The climate on our shores is getting wetter – there’s no doubt about it. It’s a myth (and one that needs to be dismissed) that climate is going to transform our country into a tropical winegrower’s paradise. The truth is the exact opposite – in fact I’ve been shocked by the number of freak weather occurrences I have had to report in forecasts over recent years.
Last year York experienced its worst flooding for over 400 years and it was, for me, one of the most memorable examples of the way extreme weather affected our country as a whole last year. In November, the River Ouse was 10 metres above normal levels – the highest it had been for over 376 years, and levels in June were the highest ever recorded in that month. For both of these to happen within a year is extraordinary and ominous.
Rainy days are certainly no longer exclusive to bank holidays, Wimbledon Tennis or the summer music festivals. They are spread across the year and we are breaking all past records.
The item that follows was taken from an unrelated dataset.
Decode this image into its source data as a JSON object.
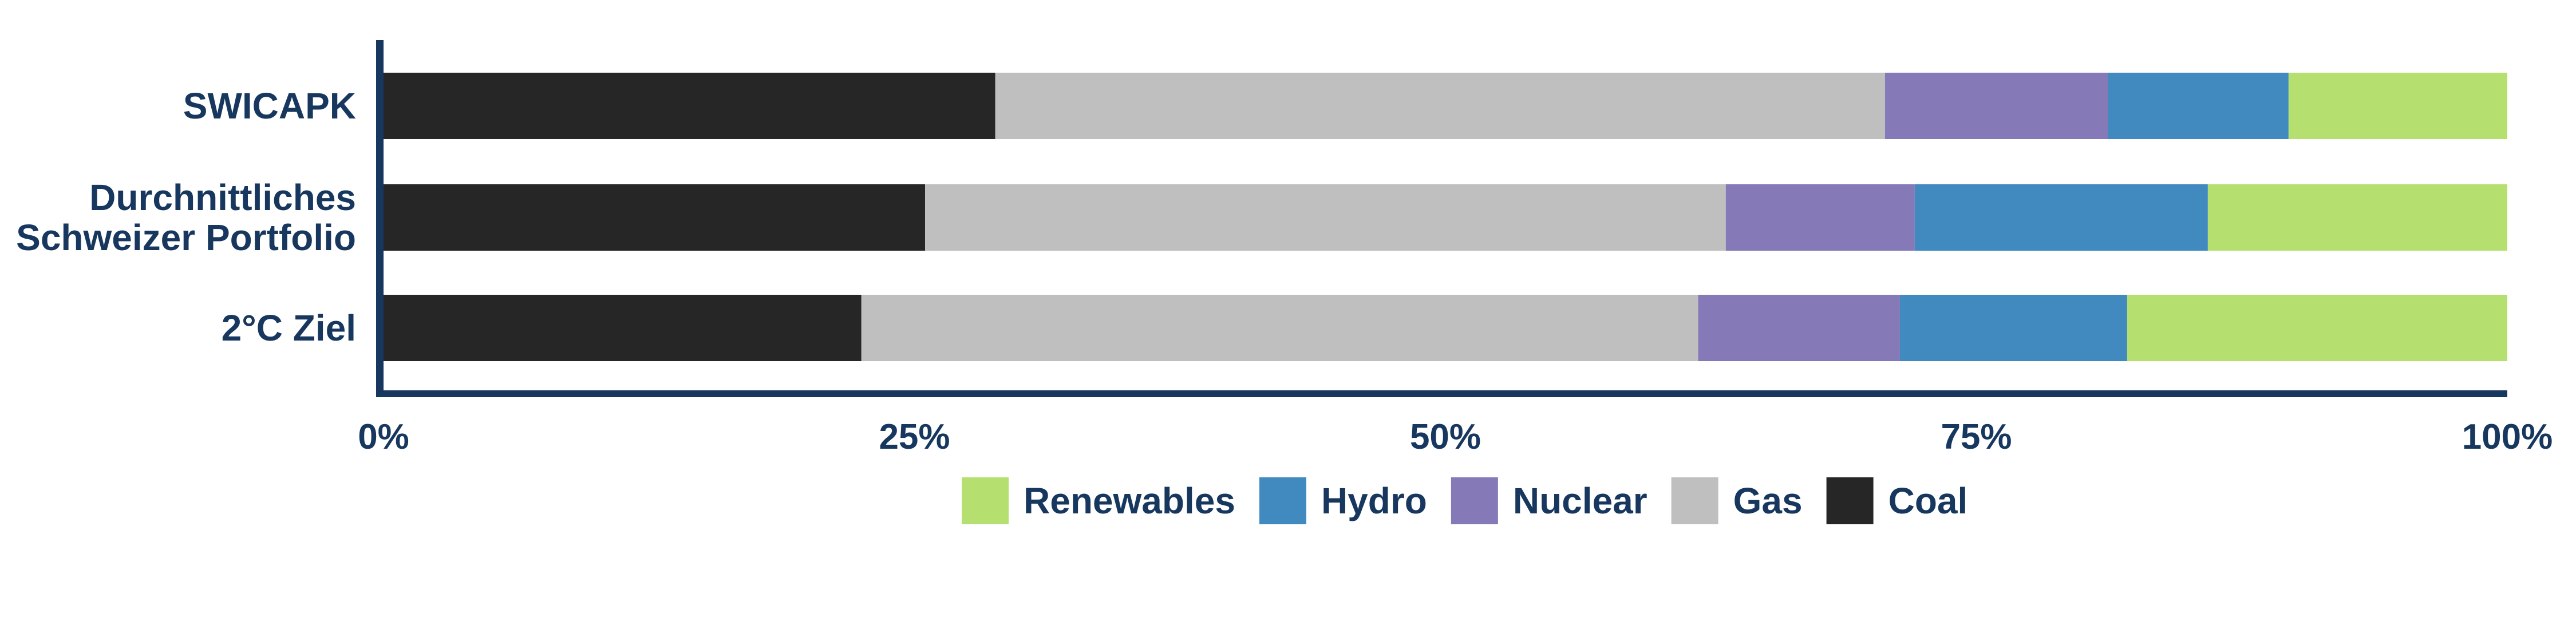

Last year’s Met Office figures show the most rainfall measured in England and Wales since 1872. Autumn stands out as being particularly damp – the wettest season since records began over 270 years ago. Indeed, the number of records broken in 2000 when it came to rainfall was actually a record in itself!
But don’t just take my word for it. Climate Change 2001, published in July, is the third report into the science of climate change to be produced by the United Nation’s Intergovernmental Panel on Climate Change (IPCC). Coming five years on from its predecessor, the report delivers an apocalyptic warning about the problems our climate is facing. In fact the report reveals that the problem is worse than we had previously thought. Scientists have now concluded that the world’s average temperature will rise by up to 6°C by 2100 – faster than originally thought – with sea levels rising by an average of up to 88 centimetres. In high latitudes, such as Europe, the temperature increase is likely to be even higher.
Water supplies, agriculture, human health, wildlife,
coastal cities, towns and villages and even whole national economies are all
likely to be knocked off balance by climate change, the report predicts. Billions
of people will be affected directly and although some societies may be able
to adapt, poor developing countries in Africa, Asia, Latin America and the Pacific
have a grim future to look forward to.